Thumbs up to the film “The Imitation Game” and to Benedict Cumberbatch for giving such a convincing portrayal of Alan Turing.

The film is interesting, well-done and easy to understand by people who have little or no knowledge of Mathematics.

One of Turing’s achievements was the concept of a test, which could test a machine’s ability to exhibit intelligent behaviour equivalent to, or indistinguishable from, that of a human. This has come to be known as the Turing Test. I was pleased to notice how subtly the film handled and paid homage to this concept in one of the last scenes. There, Turing is shown concluding his conversation with the detective and saying: “So, am I a man, a machine, or a war hero?” It was as though Turing was turning the test onto himself…

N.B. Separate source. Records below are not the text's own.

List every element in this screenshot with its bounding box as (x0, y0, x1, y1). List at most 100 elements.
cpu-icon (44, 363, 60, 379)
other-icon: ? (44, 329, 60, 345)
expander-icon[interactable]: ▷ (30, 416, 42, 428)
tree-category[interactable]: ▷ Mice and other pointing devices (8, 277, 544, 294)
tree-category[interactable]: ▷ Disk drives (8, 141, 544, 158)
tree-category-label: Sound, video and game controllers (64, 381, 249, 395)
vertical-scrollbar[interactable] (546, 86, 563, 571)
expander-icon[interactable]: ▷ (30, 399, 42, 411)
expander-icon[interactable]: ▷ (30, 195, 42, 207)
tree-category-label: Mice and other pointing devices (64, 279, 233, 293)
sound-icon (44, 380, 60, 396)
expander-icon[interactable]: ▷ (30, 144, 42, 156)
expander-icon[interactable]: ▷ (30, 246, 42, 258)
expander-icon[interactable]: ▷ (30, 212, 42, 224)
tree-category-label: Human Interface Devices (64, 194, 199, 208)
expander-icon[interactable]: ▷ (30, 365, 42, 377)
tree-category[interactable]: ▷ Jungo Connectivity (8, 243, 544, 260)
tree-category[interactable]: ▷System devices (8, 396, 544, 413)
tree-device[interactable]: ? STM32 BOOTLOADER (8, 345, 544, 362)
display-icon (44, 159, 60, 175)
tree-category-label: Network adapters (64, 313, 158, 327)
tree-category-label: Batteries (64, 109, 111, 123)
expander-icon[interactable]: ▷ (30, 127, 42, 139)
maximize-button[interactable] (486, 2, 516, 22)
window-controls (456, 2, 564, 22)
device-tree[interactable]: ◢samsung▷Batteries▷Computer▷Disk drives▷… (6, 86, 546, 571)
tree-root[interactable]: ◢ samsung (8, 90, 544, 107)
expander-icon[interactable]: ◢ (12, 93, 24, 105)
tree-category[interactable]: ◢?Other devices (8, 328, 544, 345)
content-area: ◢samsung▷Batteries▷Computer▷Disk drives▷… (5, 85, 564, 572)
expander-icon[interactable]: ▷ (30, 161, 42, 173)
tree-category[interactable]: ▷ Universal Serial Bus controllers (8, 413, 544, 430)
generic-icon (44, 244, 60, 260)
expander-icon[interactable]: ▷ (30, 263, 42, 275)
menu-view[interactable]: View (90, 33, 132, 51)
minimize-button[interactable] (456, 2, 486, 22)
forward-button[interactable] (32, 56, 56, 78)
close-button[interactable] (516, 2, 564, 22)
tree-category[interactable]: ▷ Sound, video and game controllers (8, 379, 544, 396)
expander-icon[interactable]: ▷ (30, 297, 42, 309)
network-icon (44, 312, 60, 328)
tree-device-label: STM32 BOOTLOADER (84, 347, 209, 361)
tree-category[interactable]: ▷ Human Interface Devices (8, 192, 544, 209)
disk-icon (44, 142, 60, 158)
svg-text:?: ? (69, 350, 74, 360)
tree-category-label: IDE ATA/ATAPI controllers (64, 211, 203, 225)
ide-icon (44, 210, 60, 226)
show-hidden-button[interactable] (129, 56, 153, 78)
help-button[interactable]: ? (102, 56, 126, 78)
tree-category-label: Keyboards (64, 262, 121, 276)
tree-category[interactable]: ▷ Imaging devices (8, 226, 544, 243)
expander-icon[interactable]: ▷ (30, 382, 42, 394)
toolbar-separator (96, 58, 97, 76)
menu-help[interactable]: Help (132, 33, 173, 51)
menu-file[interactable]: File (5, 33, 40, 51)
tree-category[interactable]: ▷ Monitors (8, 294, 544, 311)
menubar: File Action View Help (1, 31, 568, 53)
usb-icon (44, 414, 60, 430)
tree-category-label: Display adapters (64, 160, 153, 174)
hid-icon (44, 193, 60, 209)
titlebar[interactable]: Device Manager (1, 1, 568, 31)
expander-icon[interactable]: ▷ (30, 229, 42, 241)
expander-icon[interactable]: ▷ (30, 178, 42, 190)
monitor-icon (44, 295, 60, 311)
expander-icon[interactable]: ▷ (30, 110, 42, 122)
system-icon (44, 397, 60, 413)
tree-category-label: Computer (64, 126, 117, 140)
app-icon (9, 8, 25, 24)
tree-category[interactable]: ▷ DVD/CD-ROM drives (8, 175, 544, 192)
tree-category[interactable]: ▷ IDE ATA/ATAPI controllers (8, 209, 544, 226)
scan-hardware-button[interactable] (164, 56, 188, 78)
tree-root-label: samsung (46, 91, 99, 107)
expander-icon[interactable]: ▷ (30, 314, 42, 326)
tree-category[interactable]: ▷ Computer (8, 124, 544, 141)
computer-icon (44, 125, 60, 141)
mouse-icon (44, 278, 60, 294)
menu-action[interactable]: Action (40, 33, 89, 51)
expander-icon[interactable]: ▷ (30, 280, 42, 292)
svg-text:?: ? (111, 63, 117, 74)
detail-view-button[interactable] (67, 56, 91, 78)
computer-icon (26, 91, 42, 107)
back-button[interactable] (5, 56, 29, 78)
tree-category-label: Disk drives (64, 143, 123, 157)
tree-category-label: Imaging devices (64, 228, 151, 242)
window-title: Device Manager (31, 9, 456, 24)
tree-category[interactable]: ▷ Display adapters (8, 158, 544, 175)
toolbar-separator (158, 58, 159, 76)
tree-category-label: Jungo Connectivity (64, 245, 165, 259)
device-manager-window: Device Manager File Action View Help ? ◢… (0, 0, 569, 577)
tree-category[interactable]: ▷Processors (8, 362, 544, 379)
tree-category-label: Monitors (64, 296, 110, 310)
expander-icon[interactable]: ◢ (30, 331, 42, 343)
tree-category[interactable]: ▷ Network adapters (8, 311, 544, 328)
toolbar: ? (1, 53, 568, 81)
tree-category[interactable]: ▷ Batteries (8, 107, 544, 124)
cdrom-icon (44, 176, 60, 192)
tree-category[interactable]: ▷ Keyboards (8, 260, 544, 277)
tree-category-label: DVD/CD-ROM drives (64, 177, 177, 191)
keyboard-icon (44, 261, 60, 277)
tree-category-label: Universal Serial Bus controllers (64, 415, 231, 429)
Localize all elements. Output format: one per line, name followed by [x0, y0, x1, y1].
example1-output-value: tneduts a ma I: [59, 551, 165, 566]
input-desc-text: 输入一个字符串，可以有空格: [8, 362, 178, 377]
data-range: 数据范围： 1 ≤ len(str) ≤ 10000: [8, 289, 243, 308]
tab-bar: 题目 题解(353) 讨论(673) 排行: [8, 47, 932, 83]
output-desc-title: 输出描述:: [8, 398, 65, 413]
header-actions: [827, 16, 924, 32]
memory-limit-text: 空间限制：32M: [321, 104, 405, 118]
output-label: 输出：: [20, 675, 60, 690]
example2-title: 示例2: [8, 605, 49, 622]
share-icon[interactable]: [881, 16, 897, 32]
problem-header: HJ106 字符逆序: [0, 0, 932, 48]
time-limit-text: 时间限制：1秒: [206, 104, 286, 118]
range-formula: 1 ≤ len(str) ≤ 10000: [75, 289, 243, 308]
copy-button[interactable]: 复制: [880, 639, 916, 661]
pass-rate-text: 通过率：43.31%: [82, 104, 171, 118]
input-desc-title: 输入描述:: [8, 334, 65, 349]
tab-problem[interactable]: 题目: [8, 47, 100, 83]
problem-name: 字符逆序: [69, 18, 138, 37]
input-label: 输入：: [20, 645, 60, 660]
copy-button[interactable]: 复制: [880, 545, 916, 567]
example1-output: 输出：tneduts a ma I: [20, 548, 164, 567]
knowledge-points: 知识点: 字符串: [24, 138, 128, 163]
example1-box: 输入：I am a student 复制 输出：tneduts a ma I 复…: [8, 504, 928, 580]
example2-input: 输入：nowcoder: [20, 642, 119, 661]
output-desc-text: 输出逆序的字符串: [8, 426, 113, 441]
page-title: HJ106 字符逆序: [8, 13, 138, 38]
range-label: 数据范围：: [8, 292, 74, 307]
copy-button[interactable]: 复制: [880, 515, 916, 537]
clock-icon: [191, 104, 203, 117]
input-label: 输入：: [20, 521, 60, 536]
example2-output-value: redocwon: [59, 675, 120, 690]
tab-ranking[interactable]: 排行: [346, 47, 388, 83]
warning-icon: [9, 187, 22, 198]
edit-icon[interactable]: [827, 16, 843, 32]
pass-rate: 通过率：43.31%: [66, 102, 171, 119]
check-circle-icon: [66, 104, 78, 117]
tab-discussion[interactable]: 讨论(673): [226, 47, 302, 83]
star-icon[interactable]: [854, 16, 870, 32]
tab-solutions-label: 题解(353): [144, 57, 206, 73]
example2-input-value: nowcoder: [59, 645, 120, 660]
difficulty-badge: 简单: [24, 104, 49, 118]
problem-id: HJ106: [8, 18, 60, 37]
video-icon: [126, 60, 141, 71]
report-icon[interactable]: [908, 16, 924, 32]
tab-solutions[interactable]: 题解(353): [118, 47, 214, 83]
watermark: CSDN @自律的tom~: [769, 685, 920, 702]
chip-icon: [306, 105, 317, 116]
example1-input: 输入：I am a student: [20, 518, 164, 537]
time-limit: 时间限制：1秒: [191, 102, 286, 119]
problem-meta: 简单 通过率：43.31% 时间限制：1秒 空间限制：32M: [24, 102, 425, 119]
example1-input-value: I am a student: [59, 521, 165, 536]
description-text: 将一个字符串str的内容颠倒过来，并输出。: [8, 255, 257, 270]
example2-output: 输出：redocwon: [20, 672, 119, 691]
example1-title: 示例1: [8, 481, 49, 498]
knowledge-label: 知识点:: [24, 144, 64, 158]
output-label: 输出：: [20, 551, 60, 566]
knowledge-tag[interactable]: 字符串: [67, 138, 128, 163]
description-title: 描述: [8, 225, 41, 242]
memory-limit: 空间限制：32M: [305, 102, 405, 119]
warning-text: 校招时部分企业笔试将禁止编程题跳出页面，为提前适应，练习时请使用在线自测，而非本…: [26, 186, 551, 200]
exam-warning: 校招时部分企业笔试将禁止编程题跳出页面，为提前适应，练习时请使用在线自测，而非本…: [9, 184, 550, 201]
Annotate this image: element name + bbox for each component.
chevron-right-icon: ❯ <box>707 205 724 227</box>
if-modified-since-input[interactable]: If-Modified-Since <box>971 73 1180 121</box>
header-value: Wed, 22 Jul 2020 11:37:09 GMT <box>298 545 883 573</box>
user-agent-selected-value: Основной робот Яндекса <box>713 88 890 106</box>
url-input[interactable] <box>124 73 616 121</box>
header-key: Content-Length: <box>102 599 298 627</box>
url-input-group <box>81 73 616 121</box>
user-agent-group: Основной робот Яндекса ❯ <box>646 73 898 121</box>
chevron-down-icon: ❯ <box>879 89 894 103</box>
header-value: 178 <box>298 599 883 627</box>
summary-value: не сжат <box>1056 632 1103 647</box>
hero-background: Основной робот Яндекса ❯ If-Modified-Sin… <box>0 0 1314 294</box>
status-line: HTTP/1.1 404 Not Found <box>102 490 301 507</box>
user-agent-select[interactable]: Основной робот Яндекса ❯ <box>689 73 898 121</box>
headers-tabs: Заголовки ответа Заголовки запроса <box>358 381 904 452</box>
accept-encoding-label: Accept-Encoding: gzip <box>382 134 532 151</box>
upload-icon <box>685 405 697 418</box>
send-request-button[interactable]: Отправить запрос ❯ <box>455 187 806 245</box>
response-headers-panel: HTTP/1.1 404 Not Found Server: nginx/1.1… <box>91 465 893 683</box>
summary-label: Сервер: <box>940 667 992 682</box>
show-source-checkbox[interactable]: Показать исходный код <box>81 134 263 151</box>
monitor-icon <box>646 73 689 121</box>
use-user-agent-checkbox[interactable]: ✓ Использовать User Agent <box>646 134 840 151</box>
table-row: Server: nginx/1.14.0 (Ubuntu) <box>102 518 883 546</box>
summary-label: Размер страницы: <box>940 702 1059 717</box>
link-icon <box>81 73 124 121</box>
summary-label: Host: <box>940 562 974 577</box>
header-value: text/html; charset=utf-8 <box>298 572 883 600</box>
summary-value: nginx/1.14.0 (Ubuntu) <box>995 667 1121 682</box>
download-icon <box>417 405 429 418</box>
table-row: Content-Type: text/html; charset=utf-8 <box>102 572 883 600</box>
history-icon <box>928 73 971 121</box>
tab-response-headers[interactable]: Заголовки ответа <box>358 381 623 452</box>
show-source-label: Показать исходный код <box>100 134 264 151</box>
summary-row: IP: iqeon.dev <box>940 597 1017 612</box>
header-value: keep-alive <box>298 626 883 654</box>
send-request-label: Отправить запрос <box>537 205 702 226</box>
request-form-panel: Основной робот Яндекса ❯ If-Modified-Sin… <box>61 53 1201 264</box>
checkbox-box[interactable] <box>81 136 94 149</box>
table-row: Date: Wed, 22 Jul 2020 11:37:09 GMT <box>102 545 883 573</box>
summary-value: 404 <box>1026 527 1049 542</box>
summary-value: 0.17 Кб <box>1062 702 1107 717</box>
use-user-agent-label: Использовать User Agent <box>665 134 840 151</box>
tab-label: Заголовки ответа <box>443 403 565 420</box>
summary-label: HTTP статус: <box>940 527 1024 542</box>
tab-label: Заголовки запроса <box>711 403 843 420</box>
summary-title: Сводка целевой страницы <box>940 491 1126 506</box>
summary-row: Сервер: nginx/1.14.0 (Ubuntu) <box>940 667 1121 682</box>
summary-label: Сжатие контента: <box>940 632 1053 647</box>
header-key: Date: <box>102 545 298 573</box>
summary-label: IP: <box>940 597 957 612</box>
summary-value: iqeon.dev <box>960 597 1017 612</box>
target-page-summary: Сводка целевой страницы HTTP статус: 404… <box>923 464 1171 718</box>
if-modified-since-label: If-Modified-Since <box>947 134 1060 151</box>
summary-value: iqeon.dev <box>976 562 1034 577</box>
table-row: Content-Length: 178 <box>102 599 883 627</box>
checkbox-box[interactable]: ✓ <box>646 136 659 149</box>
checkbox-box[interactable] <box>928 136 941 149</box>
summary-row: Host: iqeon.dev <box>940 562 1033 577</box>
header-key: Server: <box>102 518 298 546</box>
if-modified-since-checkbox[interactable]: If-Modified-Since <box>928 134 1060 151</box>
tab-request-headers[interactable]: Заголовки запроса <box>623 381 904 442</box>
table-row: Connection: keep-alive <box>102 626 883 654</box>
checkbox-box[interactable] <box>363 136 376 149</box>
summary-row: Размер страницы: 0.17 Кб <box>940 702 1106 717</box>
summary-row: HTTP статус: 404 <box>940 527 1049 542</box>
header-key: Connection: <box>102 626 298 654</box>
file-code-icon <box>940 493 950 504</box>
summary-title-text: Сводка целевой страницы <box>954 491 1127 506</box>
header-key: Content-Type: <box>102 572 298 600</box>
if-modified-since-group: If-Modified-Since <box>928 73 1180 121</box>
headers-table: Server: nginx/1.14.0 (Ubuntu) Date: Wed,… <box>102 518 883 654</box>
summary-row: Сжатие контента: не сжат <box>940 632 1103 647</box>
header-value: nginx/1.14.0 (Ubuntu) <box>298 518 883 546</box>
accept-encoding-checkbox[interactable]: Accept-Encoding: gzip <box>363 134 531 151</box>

The detective replies “I cannot judge you, sir”. It goes without saying that Alan Turing’s final years and treatment by the British judicial system were tragic and disproportionate to his contributions to victory in World War II, Mathematics and modern Computing. He died at the age of 41 on 8 June 1954. Had he lived for longer, he might have borne witness to the grand advances in Computing during the 60s and later: Unix, the Mac, maybe even Windows. Surely, he would have made his mark there…

PS As a Mathematician I could not help noticing a small slip by Keira Knightley: In the scene when Turing and Joan Clarke are on the lawn solving a mathematical problem, Keira Knightley alludes to a theorem of Euler, pronouncing the “Eu” as in “yew”. It is actually pronounced “oy” as in “boy”.